Much of the work still underway is around George Mason Drive. Robert Russ works at the Columbia Pike Thrift Shop at that intersection. He said he’s noticed the road construction affecting business.
“A lot of people, I think, aren’t coming in because they can’t find a place to park,” Russ said. “Some days, the traffic cones or equipment are out there so you can hardly even get into the street.”
But he’s philosophical about the project, telling WTOP, “You know, road construction is inevitable. It’s got to be done. But it’s really too bad it has to take so long.”
Waiting for a bus at that torn-up intersection, John Andre said the biggest issue for him is that “we used to have a shelter here and they took that completely out.”
Segment D is affecting some heavily-visited businesses, including the Arlington Cinema and Drafthouse, Bob & Edith’s Diner, the Giant Food grocery store, as well as shops and restaurants at or near Penrose Square.
Gi Lee runs Rappahannock Coffee shop on Columbia Pike near S. Barton Street. He said, even with the minor road work being done now, customers have been complaining. Before the county moves in to start its work, Washington Gas is doing utility work on the Pike between S. Courthouse Road and South Walter Reed Drive.
Michael McMahon owns the popular Celtic House restaurant on Columbia Pike.
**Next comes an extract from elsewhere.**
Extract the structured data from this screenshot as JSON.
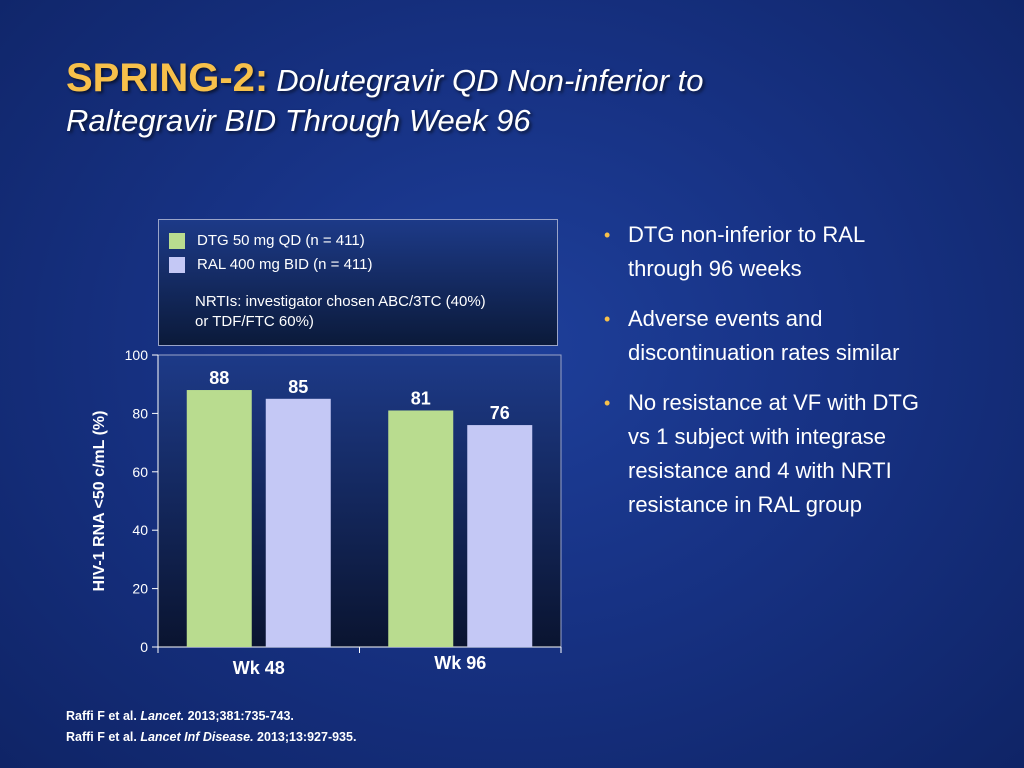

McMahon said he’s already been notified that he’ll permanently lose 10 parking spots in front of his business for road widening.
“[We get a] nice bit of business coming out of the D.C. and Alexandria areas … People come actually for our food and atmosphere,” McMahon said. “Those people won’t be inclined to come if it’s difficult to get down here.”
Arlington resident David Allman, who takes public transportation, said he’s fine with the project.
“It’s stuff that’s got to be done,” Allman said. “So … just going to have to suck it up, I guess.”
Know before you go
Borkar said she knows a lot of people are “really anxious for this project to be over and we are doing our best to move quickly … but I think it’s going to look really nice when it’s all done after 2025.”
Borkar added, “If you go to our website, ColumbiaPikeForward.com, we will be giving specific information about traffic impacts two weeks in advance.”
Also on that website, people can provide an email address to subscribe to Columbia Pike transportation updates.
At the eastern end of Columbia Pike, toward the Pentagon, the road has been closed and is being rerouted for another huge project — the expansion of Arlington National Cemetery. But that’s another story.